Kitabı yanlış hatırlamıyorsam ortaokul sıralarında okumuştum. Büyük keyif aldığım bir kitaptı. Özellikle devler ve cüceler ülkesine yapılan seyahatleri hem ilginç hem de heyecan verici bulmuştum. Gerçi kim kime göre dev ya da cüce tartışılır ama bulunduğumuz ortamların bize bambaşka bakış açıları kazandırdığı da yadsınamaz bir gerçek.
Her çocuk kitabının aynı zamanda bir yetişkin kitabı olduğunu düşündüğüm için kitabı yeniden okumak istedim.
Elimdeki kitap,  “Altın Çocuk Kitapları” dizisine ait. Bu tür klasiklerin piyasada farklı basımlarını bulabilirsiniz. Yayınevini seçerken özen gösterirseniz kitap da size daha bir keyif verecektir kanısındayım; çünkü bazı yayınevlerinin bir kitaba hiç de yakışmayan çevirileri ya da yazım hataları özellikle öğrencileri okumaktan soğutabiliyor.
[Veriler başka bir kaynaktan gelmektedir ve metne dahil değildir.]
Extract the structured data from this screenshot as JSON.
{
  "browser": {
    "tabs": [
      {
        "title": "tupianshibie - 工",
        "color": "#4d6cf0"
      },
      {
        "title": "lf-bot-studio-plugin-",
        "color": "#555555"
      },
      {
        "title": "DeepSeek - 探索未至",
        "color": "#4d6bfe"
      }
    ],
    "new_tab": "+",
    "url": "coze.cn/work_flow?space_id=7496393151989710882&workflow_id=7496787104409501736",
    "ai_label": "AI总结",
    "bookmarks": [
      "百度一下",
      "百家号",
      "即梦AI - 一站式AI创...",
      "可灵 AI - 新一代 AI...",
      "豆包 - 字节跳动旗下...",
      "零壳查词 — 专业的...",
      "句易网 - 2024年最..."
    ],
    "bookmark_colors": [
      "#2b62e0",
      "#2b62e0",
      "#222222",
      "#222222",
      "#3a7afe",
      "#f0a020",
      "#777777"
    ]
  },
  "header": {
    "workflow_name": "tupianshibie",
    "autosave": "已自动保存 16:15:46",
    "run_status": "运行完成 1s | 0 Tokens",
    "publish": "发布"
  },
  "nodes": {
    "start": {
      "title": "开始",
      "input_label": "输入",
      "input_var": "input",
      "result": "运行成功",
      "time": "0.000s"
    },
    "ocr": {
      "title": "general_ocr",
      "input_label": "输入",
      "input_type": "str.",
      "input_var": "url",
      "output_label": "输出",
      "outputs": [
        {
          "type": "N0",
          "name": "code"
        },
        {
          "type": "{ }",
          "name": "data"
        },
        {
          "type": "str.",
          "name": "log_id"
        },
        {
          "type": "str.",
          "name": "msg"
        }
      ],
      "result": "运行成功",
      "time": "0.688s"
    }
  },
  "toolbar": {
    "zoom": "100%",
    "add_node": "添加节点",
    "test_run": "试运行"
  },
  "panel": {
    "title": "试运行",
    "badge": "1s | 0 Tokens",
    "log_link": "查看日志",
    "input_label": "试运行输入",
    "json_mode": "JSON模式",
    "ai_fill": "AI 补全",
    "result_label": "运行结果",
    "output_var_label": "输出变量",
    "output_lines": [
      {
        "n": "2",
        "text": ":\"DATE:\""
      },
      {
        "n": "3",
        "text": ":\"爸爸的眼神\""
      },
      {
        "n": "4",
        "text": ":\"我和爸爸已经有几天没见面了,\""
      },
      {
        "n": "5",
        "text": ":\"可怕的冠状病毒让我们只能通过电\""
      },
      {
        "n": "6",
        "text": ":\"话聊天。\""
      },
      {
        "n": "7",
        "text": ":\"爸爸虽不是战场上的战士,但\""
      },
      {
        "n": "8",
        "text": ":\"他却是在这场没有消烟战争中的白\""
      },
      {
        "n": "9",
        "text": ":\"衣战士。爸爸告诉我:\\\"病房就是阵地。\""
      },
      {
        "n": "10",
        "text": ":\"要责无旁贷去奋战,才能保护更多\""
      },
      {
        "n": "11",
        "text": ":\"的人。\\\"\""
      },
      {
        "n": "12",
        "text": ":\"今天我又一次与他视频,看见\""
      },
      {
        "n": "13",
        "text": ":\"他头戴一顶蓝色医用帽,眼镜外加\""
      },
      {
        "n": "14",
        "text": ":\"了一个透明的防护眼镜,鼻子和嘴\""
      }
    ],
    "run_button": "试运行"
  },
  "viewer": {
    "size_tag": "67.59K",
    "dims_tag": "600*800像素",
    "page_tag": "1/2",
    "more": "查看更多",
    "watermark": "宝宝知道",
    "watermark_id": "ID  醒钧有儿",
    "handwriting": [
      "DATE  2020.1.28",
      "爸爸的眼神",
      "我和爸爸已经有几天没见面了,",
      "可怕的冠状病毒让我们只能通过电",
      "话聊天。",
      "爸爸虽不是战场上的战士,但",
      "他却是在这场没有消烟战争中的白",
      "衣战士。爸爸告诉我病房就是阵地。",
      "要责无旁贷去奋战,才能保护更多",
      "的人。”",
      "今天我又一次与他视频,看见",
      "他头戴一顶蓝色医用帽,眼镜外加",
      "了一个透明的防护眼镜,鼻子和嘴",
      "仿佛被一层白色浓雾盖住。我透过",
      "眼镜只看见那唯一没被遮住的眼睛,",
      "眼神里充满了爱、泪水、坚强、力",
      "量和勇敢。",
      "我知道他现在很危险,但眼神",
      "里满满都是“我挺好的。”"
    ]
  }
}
Çocuk/gençlik kitabı kategorisine aldığımız “Güliver’in Seyahatleri”nde yetişkinler için de dikkat çekici gönderme ve benzetmeler bulunmakta. Güliver’in farklı ülkelerde farklı insanlar ve yönetim biçimleriyle karşılaşması, bunlara uyum sağlamada çektiği zorluklar ve fiziksel görünümünden ötürü karşılaştığı ilginç durumlar içindeki çocuğu kaybetmemiş yetişkinler için ilgi çekici olabilir belki. Hatta günümüzün dünyasına bambaşka gözlerle bakmamızı da sağlar, kim bilir?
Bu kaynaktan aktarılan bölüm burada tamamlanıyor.